Les difficultés énormes qui se présentent au régime prolétarien ne doivent pas être traitées à la légère ; nous en avons fait en Hongrie l’expérience. Mais la plus grosse de toutes les difficultés résulte de l’isolement. Nous avons déjà plusieurs fois indiqué les méfaits économiques de l’isolement. Cependant, ces méfaits économiques en eux-mêmes sont moins importants que la démoralisation des esprits, qui est la conséquence de l’état d’isolement où se trouve le jeune Etat prolétarien.

Les classes non-révolutionnaires de la population, et même les ouvriers, considèrent le régime prolétarien isolé comme un épisode politique d’ordre éphémère. Les éléments contre-révolutionnaires actifs se réfugient dans les pays capitalistes du voisinage, et y organisent la contre-révolution armée. La bourgeoisie organise également dans ces pays le boycottage financier et économique du nouveau gouvernement. En même temps, on s’occupe systématiquement de démoraliser les esprits. Sans cesse, dans les journaux, dans la correspondance privée et dans les conversations verbales, se glissent des informations qui parlent de l’imminence de l’intervention armée des Puissances capitalistes qui sont limitrophes. Il en résulte une insécurité générale, un sentiment d’abandon international, une peur indéfinissable, pénétrant dans les rangs des adhérents du régime qui ne sont pas absolument convaincus. Par là, le développement de l’organisation du nouvel Etat se trouve entravé. Les forces intellectuelles les meilleures se tiennent à l’écart de l’œuvre d’organisation ; ceux qui offrent leurs services pratiquent un muet sabotage. Il en est de même, consciemment ou inconsciemment, de la majorité des fonctionnaires des soviets issus des milieux ouvriers. Ces fonctionnaires cherchent, par des complaisances, à se créer des amis dans les rangs de la bourgeoisie ; ils rassemblent ainsi des preuves de leur innocence ; ils cherchent à se ménager de la sorte une sortie. La dictature tourne au gâchis; les règlements ne sont pas observés comme il faudrait; les privations ne sont pas fièrement supportées. Au lieu d’un élan révolutionnaire, règne une misérable atmosphère de petits bourgeois inquiets, dans laquelle tous les éléments de droite de la classe ouvrière se sentent fléchir, essaient d’assurer leur vie par l’abolition de la dictature, tentent de négocier un compromis avec la bourgeoisie et vont jusqu’à la trahison...

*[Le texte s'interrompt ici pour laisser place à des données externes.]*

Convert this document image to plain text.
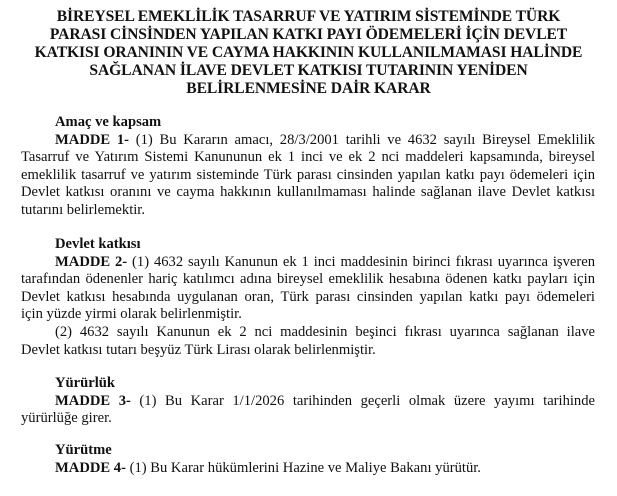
BİREYSEL EMEKLİLİK TASARRUF VE YATIRIM SİSTEMİNDE TÜRK
PARASI CİNSİNDEN YAPILAN KATKI PAYI ÖDEMELERİ İÇİN DEVLET
KATKISI ORANININ VE CAYMA HAKKININ KULLANILMAMASI HALİNDE
SAĞLANAN İLAVE DEVLET KATKISI TUTARININ YENİDEN
BELİRLENMESİNE DAİR KARAR
Amaç ve kapsam
MADDE 1- (1) Bu Kararın amacı, 28/3/2001 tarihli ve 4632 sayılı Bireysel Emeklilik
Tasarruf ve Yatırım Sistemi Kanununun ek 1 inci ve ek 2 nci maddeleri kapsamında, bireysel
emeklilik tasarruf ve yatırım sisteminde Türk parası cinsinden yapılan katkı payı ödemeleri için
Devlet katkısı oranını ve cayma hakkının kullanılmaması halinde sağlanan ilave Devlet katkısı
tutarını belirlemektir.
Devlet katkısı
MADDE 2- (1) 4632 sayılı Kanunun ek 1 inci maddesinin birinci fıkrası uyarınca işveren
tarafından ödenenler hariç katılımcı adına bireysel emeklilik hesabına ödenen katkı payları için
Devlet katkısı hesabında uygulanan oran, Türk parası cinsinden yapılan katkı payı ödemeleri
için yüzde yirmi olarak belirlenmiştir.
(2) 4632 sayılı Kanunun ek 2 nci maddesinin beşinci fıkrası uyarınca sağlanan ilave
Devlet katkısı tutarı beşyüz Türk Lirası olarak belirlenmiştir.
Yürürlük
MADDE 3- (1) Bu Karar 1/1/2026 tarihinden geçerli olmak üzere yayımı tarihinde
yürürlüğe girer.
Yürütme
MADDE 4- (1) Bu Karar hükümlerini Hazine ve Maliye Bakanı yürütür.
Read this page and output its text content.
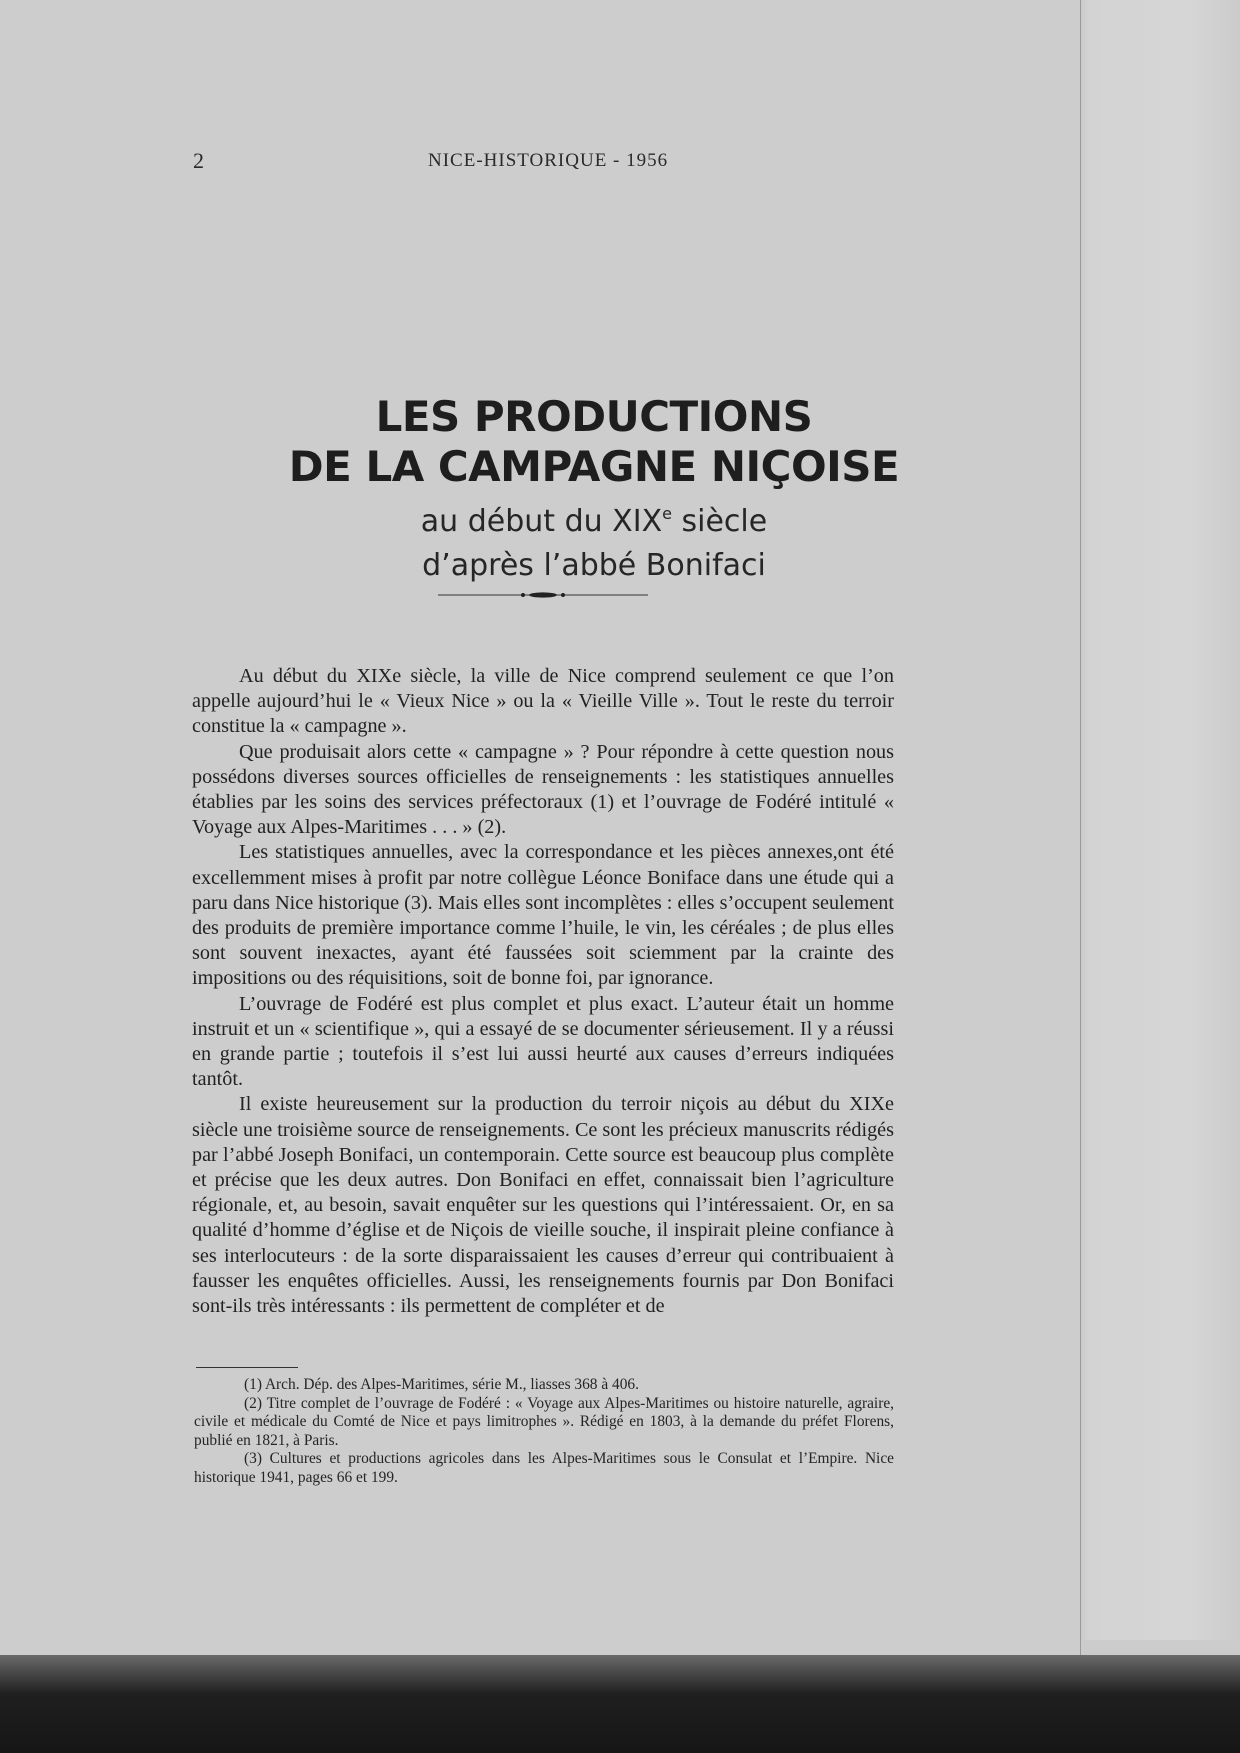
2	NICE-HISTORIQUE - 1956
LES PRODUCTIONS
DE LA CAMPAGNE NIÇOISE
au début du XIXe siècle
d’après l’abbé Bonifaci

Au début du XIXe siècle, la ville de Nice comprend seulement ce que l’on appelle aujourd’hui le « Vieux Nice » ou la « Vieille Ville ». Tout le reste du terroir constitue la « campagne ».

Que produisait alors cette « campagne » ? Pour répondre à cette question nous possédons diverses sources officielles de renseignements : les statistiques annuelles établies par les soins des services préfectoraux (1) et l’ouvrage de Fodéré intitulé « Voyage aux Alpes-Maritimes . . . » (2).

Les statistiques annuelles, avec la correspondance et les pièces annexes,ont été excellemment mises à profit par notre collègue Léonce Boniface dans une étude qui a paru dans Nice historique (3). Mais elles sont incomplètes : elles s’occupent seulement des produits de première importance comme l’huile, le vin, les céréales ; de plus elles sont souvent inexactes, ayant été faussées soit sciemment par la crainte des impositions ou des réquisitions, soit de bonne foi, par ignorance.

L’ouvrage de Fodéré est plus complet et plus exact. L’auteur était un homme instruit et un « scientifique », qui a essayé de se documenter sérieusement. Il y a réussi en grande partie ; toutefois il s’est lui aussi heurté aux causes d’erreurs indiquées tantôt.

Il existe heureusement sur la production du terroir niçois au début du XIXe siècle une troisième source de renseignements. Ce sont les précieux manuscrits rédigés par l’abbé Joseph Bonifaci, un contemporain. Cette source est beaucoup plus complète et précise que les deux autres. Don Bonifaci en effet, connaissait bien l’agriculture régionale, et, au besoin, savait enquêter sur les questions qui l’intéressaient. Or, en sa qualité d’homme d’église et de Niçois de vieille souche, il inspirait pleine confiance à ses interlocuteurs : de la sorte disparaissaient les causes d’erreur qui contribuaient à fausser les enquêtes officielles. Aussi, les renseignements fournis par Don Bonifaci sont-ils très intéressants : ils permettent de compléter et de

(1) Arch. Dép. des Alpes-Maritimes, série M., liasses 368 à 406.

(2) Titre complet de l’ouvrage de Fodéré : « Voyage aux Alpes-Maritimes ou histoire naturelle, agraire, civile et médicale du Comté de Nice et pays limitrophes ». Rédigé en 1803, à la demande du préfet Florens, publié en 1821, à Paris.

(3) Cultures et productions agricoles dans les Alpes-Maritimes sous le Consulat et l’Empire. Nice historique 1941, pages 66 et 199.
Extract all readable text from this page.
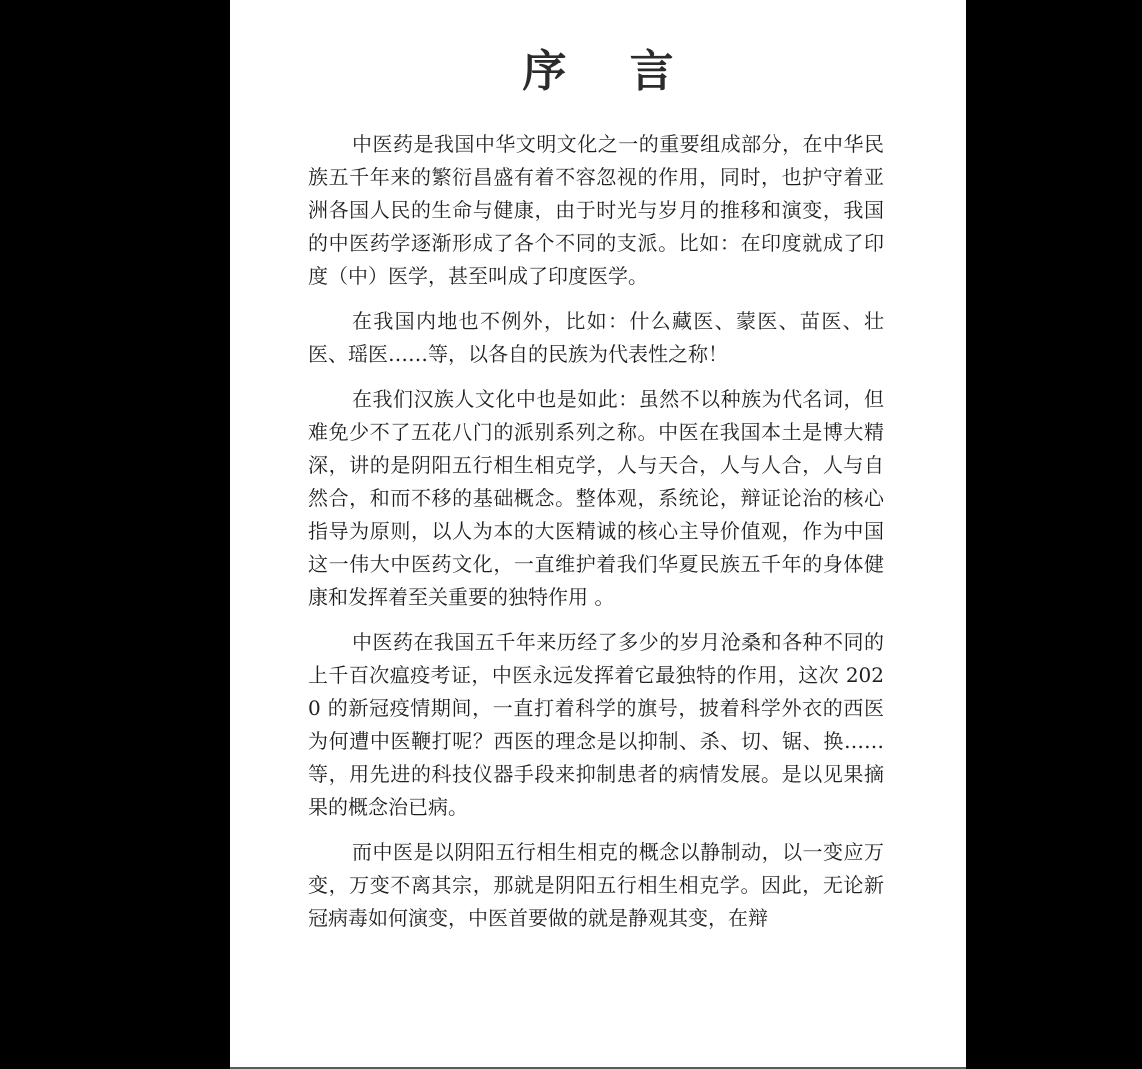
序 言

中医药是我国中华文明文化之一的重要组成部分，在中华民族五千年来的繁衍昌盛有着不容忽视的作用，同时，也护守着亚洲各国人民的生命与健康，由于时光与岁月的推移和演变，我国的中医药学逐渐形成了各个不同的支派。比如：在印度就成了印度（中）医学，甚至叫成了印度医学。

在我国内地也不例外，比如：什么藏医、蒙医、苗医、壮医、瑶医……等，以各自的民族为代表性之称！

在我们汉族人文化中也是如此：虽然不以种族为代名词，但难免少不了五花八门的派别系列之称。中医在我国本土是博大精深，讲的是阴阳五行相生相克学，人与天合，人与人合，人与自然合，和而不移的基础概念。整体观，系统论，辩证论治的核心指导为原则，以人为本的大医精诚的核心主导价值观，作为中国这一伟大中医药文化，一直维护着我们华夏民族五千年的身体健康和发挥着至关重要的独特作用 。

中医药在我国五千年来历经了多少的岁月沧桑和各种不同的上千百次瘟疫考证，中医永远发挥着它最独特的作用，这次 2020 的新冠疫情期间，一直打着科学的旗号，披着科学外衣的西医为何遭中医鞭打呢？西医的理念是以抑制、杀、切、锯、换……等，用先进的科技仪器手段来抑制患者的病情发展。是以见果摘果的概念治已病。

而中医是以阴阳五行相生相克的概念以静制动，以一变应万变，万变不离其宗，那就是阴阳五行相生相克学。因此，无论新冠病毒如何演变，中医首要做的就是静观其变，在辩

Une dictature du prolétariat ainsi isolée ne peut se maintenir que dans un vaste pays, comme la Russie, dont le prolétariat a un caractère révolutionnaire énergique et éprouvé, et où le parti communiste, — cette fraction avancée du socialisme qui considère le capitalisme comme mûr pour la chute et le prolétariat comme capable d’organiser la communauté socialiste, — a des sectateurs nombreux et convaincus. En Hongrie, au contraire, où avant la dictature il n’y avait pas, à proprement parler, de parti communiste organisé, la dictature devait fatalement tomber, si l’essence n’en était pas fortifiée du dehors par l’avènement de la révolution dans les pays voisins. La nécessité, ou, si l’on peut dire, l’indispensabilité de la solidarité révolutionnaire internationale, — non en paroles, mais en actes, — si l’on veut que le succès de la révolution prolétarienne soit assuré, est démontrée par le lamentable destin de la République des soviets de Hongrie, — laquelle, en dépit des nombreuses erreurs commises, n’en a pas moins inscrit dans l’histoire de la révolution internationale une page qui n’est pas sans gloire.